Trens têm os dias contados em Mogi
O subúrbio, meio de transporte sobre trilhos que de tão enraizado ao cotidiano do cidadão tornou-se uma espécie de patrimônio imaterial de Mogi, está ameaçado. Plano do Governo do Estado pretende tirar os trens da Cidade, fazendo-os chegar apenas até Suzano. Será o fim de uma história que em 2009 completará 96 anos. A primeira linha desta modalidade ligando São Paulo ao Município foi inaugurada em setembro de 1913, segundo Ralph Mennucci Giesbrecht, um dos maiores especialistas em patrimônio ferroviário do Brasil.

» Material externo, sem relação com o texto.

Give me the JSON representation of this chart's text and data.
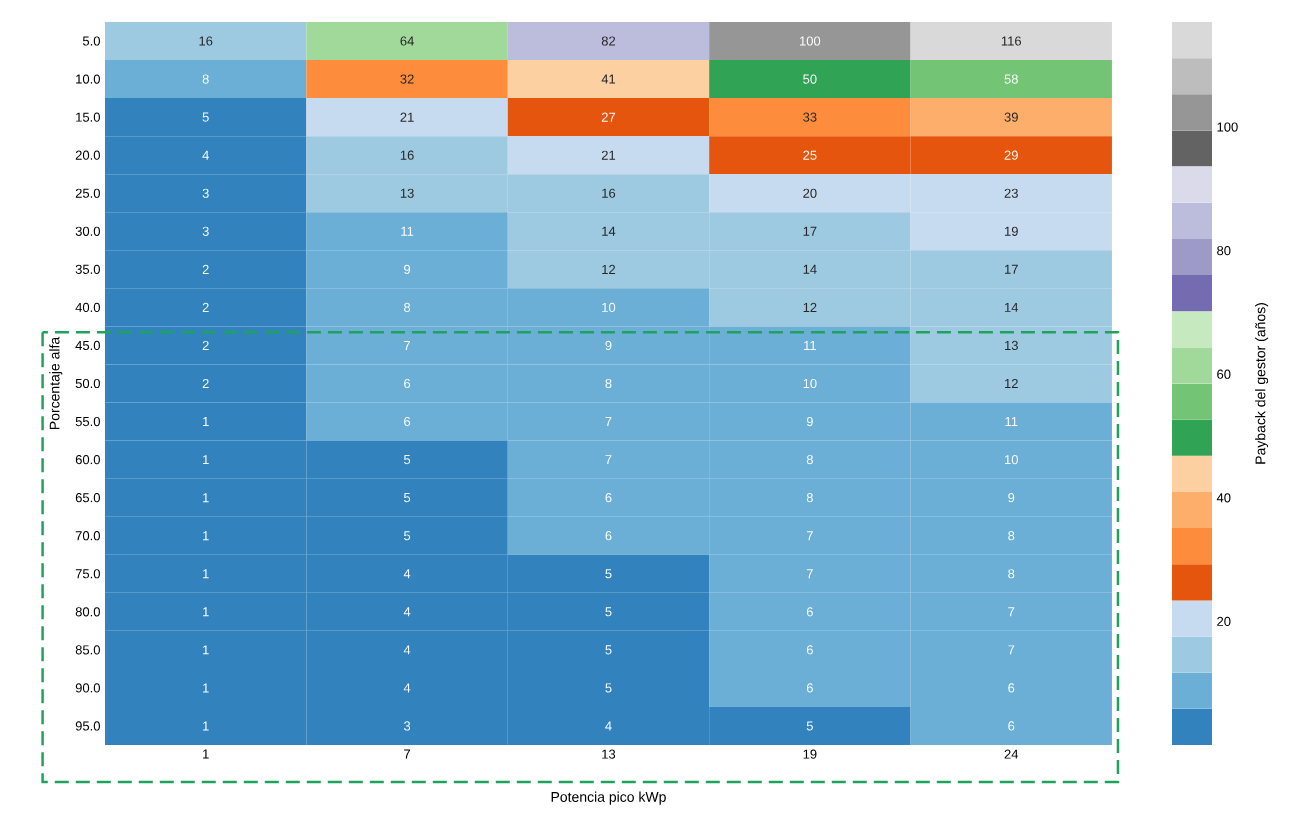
{
  "chart_data": {
    "type": "heatmap",
    "xlabel": "Potencia pico kWp",
    "ylabel": "Porcentaje alfa",
    "clabel": "Payback del gestor (años)",
    "categories": [
      "1",
      "7",
      "13",
      "19",
      "24"
    ],
    "y_categories": [
      "5.0",
      "10.0",
      "15.0",
      "20.0",
      "25.0",
      "30.0",
      "35.0",
      "40.0",
      "45.0",
      "50.0",
      "55.0",
      "60.0",
      "65.0",
      "70.0",
      "75.0",
      "80.0",
      "85.0",
      "90.0",
      "95.0"
    ],
    "cells": [
      [
        16,
        64,
        82,
        100,
        116
      ],
      [
        8,
        32,
        41,
        50,
        58
      ],
      [
        5,
        21,
        27,
        33,
        39
      ],
      [
        4,
        16,
        21,
        25,
        29
      ],
      [
        3,
        13,
        16,
        20,
        23
      ],
      [
        3,
        11,
        14,
        17,
        19
      ],
      [
        2,
        9,
        12,
        14,
        17
      ],
      [
        2,
        8,
        10,
        12,
        14
      ],
      [
        2,
        7,
        9,
        11,
        13
      ],
      [
        2,
        6,
        8,
        10,
        12
      ],
      [
        1,
        6,
        7,
        9,
        11
      ],
      [
        1,
        5,
        7,
        8,
        10
      ],
      [
        1,
        5,
        6,
        8,
        9
      ],
      [
        1,
        5,
        6,
        7,
        8
      ],
      [
        1,
        4,
        5,
        7,
        8
      ],
      [
        1,
        4,
        5,
        6,
        7
      ],
      [
        1,
        4,
        5,
        6,
        7
      ],
      [
        1,
        4,
        5,
        6,
        6
      ],
      [
        1,
        3,
        4,
        5,
        6
      ]
    ],
    "cell_labels": [
      [
        "16",
        "64",
        "82",
        "100",
        "116"
      ],
      [
        "8",
        "32",
        "41",
        "50",
        "58"
      ],
      [
        "5",
        "21",
        "27",
        "33",
        "39"
      ],
      [
        "4",
        "16",
        "21",
        "25",
        "29"
      ],
      [
        "3",
        "13",
        "16",
        "20",
        "23"
      ],
      [
        "3",
        "11",
        "14",
        "17",
        "19"
      ],
      [
        "2",
        "9",
        "12",
        "14",
        "17"
      ],
      [
        "2",
        "8",
        "10",
        "12",
        "14"
      ],
      [
        "2",
        "7",
        "9",
        "11",
        "13"
      ],
      [
        "2",
        "6",
        "8",
        "10",
        "12"
      ],
      [
        "1",
        "6",
        "7",
        "9",
        "11"
      ],
      [
        "1",
        "5",
        "7",
        "8",
        "10"
      ],
      [
        "1",
        "5",
        "6",
        "8",
        "9"
      ],
      [
        "1",
        "5",
        "6",
        "7",
        "8"
      ],
      [
        "1",
        "4",
        "5",
        "7",
        "8"
      ],
      [
        "1",
        "4",
        "5",
        "6",
        "7"
      ],
      [
        "1",
        "4",
        "5",
        "6",
        "7"
      ],
      [
        "1",
        "4",
        "5",
        "6",
        "6"
      ],
      [
        "1",
        "3",
        "4",
        "5",
        "6"
      ]
    ],
    "clim": [
      0,
      117
    ],
    "cticks": [
      20,
      40,
      60,
      80,
      100
    ]
  }
}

"O trem de subúrbio São Paulo-Mogi foi iniciado em setembro de 1913 com um trem somente diário. Depois foi se expandindo o número. Veja que estações como Braz Cubas e Jundiapeba (Santo Ângelo), por exemplo, foram abertas em 1914, o que não é coincidência", explica Giesbrecht, sócio do Instituto Histórico e Geográfico de São Paulo e da Associação Brasileira de Preservação Ferroviária. "Até 1910, pelo menos, ele não existia. Quem ia para Mogi tinha de tomar o trem normal para o Rio de Janeiro e quem voltava para São Paulo também."
Nos primeiros tempos do subúrbio, relembra o especialista, o subúrbio entre a Capital e Mogi era operado pela estatal Estrada de Ferro Central do Brasil. "Era um trem que saía da Estação do Norte (Roosevelt) e ia até a Penha, entrando por um ramal na estação de Guaiaúna (depois Carlos de Campos), ramal este que hoje não existe mais." Hoje, decorrido quase um século, o sistema é operado pela Companhia Paulista de Trens Metropolitanos (CPTM). A linha, que liga as estações Guaianazes e Estudantes, tem 26,8 quilômetros de extensão. Nos horários de pico, as composições circulam em intervalos de nove minutos.
Em 1975, ainda de acordo com informações de Giesbrecht, a Estrada de Ferro Central do Brasil e várias ferrovias brasileiras foram reunidas na Rede Ferroviária Federal Sociedade Anônima. Em 1987, a Companhia Brasileira de Trens Urbanos foi criada pela RFFSA para operar os subúrbios, incluindo nisto as linhas Santos-Jundiaí e São Paulo-Estudantes. Em 1994, com a criação da CPTM, a estatal paulista absorveu do governo federal as linhas da CBTU, que desapareceu.
Segundo planos divulgados pelo Governo do Estado, o trecho do subúrbio compreendido entre Suzano e Mogi, será extinto. Quatro estações perderão o direito de contar com o trem: Jundiapeba, Braz Cubas, Centro e Estudantes. A ideia é implantar o Expresso Leste, com trens mais modernos e confortáveis, apenas até Suzano. O restante do trajeto será feito, após uma inconveniente baldeação, por uns tais de veículos leves sobre trilho, alcunhados VLT, uma espécie de ônibus que circula sobre linhas férreas e para nos semáforos. O usuário do sistema está indignado com a proposta, considerada mais lenta e menos confortável.
Logo depois de anunciado, o plano de acabar com o subúrbio em Mogi causou inúmeras reações negativas na sociedade. Vereadores, lideranças de bairro e líderes sindicais têm se manifestado contra a medida, que vai na contramão do que é praticado nas principais metrópoles do mundo, em que o transporte por trens é a principal aposta para o deslocamento em massa da população. Ao que parece, no entanto, a decisão do Estado já está tomada e deve ser implantada.
A proposta do governador José Serra (PSDB) de diminuir a linha do subúrbio dá continuidade ao processo de desmonte do sistema ferroviário no Brasil. Para se ter uma ideia, ao encabeçar a revolução de 1930, Getulio Dornelles Vargas (1883-1954) tomou um trem para ir de seu Estado natal, Rio Grande do Sul, ao Rio de Janeiro, onde tomou posse como presidente. Em seus diários, o político gaúcho registrou a viagem e a manifestação popular favorável ao fim da Política do café-com-leite.
"Partimos, destino ao Rio, eram mais de 9 horas. Todo o caminho, todas as estações, por mais insignificantes, tínhamos de atender ao povo entusiástico, vibrante. No geral, povo de trabalhadores rurais, operários, etc. Flores, discursos, foguetes. Assim fomos até Mogi das Cruzes. [...] Toda a comitiva admirava-se da vibração do espontâneo entusiasmo do povo paulista", anotou Vargas em seus diários no dia 30 de outubro de 1930. Se a proposta de Serra vingar, mais uma parte da história ferroviária brasileira estará enterrada.